BUSHELS OF AMATEUR area leagues offer quality play, great attitudes, and no gate charge. Two, in particular, have the spunk to justify gas-station bloodletting. The first, the Emerald City Softball Association, sports two divisions: Open (20 teams) and Women’s (16 teams)—the latter the only all-lesbian softball league in the Puget Sound area. Both divisions play every weekend at Lower Woodland Playfields near Greenlake. It’s a gust of fresh air to combat the stench of corporate weekend cell-phone leagues. The Open Division is co-ed and co-orientation, courting gays, lesbians, and allies. Open is further split into four divisions, A through D, in descending order of skill. Winners of each bracket, plus the Women’s Division champion, will head to San Jose for the Gay World Series in August.

“It’s very professional. All the fields have stands and concessions,” says Open Division Commissioner Mike Farris. “It’s also very competitive. Some people play softball because they want to be good and win; some people just want to get a beer afterwards. We don’t care if you can’t throw or hit. We’ll teach you how.”

The second free amateur league is Disc NW Summer League, where Ultimate Disc play occurs weekdays in Magnuson Park. Co-ed teams of seven pass a disc downfield until a player catches it in the opposition’s end zone. Whoever has possession can’t run and has 10 seconds to pass to a teammate. If the disc is dropped, possession changes. The games are offense-oriented, with scores typically in the 15-10 range. Kind of like human foosball.
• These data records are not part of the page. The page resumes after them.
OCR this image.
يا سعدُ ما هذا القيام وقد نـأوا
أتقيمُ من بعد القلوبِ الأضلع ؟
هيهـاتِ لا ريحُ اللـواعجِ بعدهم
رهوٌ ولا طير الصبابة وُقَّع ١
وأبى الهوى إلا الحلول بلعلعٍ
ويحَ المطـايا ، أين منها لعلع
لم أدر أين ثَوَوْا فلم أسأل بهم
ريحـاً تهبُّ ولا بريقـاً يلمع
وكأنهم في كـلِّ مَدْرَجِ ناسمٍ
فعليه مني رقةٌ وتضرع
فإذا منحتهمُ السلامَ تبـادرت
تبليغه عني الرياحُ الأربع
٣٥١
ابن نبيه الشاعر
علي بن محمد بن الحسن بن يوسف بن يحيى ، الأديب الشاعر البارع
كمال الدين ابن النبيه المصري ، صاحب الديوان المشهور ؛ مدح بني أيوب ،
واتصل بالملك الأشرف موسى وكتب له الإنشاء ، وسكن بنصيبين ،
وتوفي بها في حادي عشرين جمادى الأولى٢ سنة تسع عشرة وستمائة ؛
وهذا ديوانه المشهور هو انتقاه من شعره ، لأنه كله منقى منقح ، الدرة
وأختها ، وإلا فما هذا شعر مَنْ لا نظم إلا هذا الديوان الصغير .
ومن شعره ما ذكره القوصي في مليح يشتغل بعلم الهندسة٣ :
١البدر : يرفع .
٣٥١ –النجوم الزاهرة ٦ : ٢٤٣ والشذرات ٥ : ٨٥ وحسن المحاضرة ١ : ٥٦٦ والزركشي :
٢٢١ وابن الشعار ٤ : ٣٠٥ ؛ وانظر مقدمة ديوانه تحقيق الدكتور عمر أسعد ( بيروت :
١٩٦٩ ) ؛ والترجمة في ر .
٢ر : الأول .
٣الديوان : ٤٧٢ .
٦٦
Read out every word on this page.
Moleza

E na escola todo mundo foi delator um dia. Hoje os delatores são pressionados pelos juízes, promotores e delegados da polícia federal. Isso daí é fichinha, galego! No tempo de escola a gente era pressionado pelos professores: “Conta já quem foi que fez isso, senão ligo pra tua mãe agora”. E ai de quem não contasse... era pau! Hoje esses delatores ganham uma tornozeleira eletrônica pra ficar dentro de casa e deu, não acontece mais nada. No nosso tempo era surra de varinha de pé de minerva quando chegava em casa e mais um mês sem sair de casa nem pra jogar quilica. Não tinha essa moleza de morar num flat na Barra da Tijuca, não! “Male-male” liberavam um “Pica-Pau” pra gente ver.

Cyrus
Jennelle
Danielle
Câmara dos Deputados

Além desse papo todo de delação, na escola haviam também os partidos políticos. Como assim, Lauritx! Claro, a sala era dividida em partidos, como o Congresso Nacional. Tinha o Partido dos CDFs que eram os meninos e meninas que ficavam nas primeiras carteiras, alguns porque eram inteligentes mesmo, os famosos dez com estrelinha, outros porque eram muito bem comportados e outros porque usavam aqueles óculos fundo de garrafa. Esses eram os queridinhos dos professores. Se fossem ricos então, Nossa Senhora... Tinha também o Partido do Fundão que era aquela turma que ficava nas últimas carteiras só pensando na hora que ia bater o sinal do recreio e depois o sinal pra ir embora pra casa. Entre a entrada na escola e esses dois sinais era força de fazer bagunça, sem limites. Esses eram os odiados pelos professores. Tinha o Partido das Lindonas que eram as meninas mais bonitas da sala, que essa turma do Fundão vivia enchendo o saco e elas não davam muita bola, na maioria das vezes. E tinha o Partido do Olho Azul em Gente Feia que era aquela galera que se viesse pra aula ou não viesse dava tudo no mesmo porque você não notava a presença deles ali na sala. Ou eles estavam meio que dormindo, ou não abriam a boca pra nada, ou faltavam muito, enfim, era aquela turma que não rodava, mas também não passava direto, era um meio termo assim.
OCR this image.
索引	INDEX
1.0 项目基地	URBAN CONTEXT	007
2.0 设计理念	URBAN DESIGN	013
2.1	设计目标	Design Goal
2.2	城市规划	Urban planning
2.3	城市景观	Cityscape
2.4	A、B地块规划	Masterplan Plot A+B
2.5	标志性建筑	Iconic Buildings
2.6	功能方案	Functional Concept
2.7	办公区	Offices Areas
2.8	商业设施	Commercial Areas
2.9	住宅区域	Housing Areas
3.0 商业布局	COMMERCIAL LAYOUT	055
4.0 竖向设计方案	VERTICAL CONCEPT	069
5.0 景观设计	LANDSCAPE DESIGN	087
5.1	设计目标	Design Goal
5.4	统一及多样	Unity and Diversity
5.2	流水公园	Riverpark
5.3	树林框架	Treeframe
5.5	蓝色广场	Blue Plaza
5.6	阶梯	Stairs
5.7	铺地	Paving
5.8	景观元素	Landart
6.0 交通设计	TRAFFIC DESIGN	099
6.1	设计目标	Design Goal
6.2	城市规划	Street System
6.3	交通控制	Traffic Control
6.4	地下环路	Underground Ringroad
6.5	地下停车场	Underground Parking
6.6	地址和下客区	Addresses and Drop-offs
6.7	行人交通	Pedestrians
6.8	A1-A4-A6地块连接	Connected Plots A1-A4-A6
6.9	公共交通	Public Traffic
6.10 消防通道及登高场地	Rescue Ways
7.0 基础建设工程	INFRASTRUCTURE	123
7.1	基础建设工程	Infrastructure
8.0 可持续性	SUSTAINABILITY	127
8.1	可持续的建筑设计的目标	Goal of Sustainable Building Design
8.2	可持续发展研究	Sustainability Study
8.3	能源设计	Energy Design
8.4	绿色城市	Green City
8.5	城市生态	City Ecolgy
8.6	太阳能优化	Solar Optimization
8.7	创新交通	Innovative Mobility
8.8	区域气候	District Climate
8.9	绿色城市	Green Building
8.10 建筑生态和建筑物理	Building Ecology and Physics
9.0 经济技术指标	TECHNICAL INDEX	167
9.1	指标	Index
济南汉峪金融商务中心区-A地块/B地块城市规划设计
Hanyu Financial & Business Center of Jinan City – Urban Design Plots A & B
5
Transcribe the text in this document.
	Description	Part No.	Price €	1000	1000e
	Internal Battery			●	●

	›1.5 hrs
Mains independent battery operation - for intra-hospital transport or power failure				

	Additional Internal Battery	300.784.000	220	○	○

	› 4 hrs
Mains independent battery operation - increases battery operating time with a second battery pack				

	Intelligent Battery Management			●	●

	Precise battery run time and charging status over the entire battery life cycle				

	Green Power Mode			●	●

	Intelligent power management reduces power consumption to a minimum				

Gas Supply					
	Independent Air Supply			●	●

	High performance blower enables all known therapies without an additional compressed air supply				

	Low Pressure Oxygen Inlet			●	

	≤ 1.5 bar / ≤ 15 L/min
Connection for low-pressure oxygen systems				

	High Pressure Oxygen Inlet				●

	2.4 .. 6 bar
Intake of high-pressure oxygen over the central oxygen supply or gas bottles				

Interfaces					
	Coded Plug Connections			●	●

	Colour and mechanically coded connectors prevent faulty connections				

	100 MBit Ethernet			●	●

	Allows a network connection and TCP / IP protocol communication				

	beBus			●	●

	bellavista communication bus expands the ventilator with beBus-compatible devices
“So far, the only spectators are other Ultimate players,” says Disc NW Commissioner Chris Blake. “ESPN 2 has had Ultimate on at, like, 3 in the morning. There’s been talk about it as a demo sport for the Olympics, but nothing’s come of it so far.”

Regardless of what sport you fancy this summer, or whether you prefer pro or amateur, there is one immutable credo of unparalleled importance: Wear baggy pants and bring your own goddamn snacks.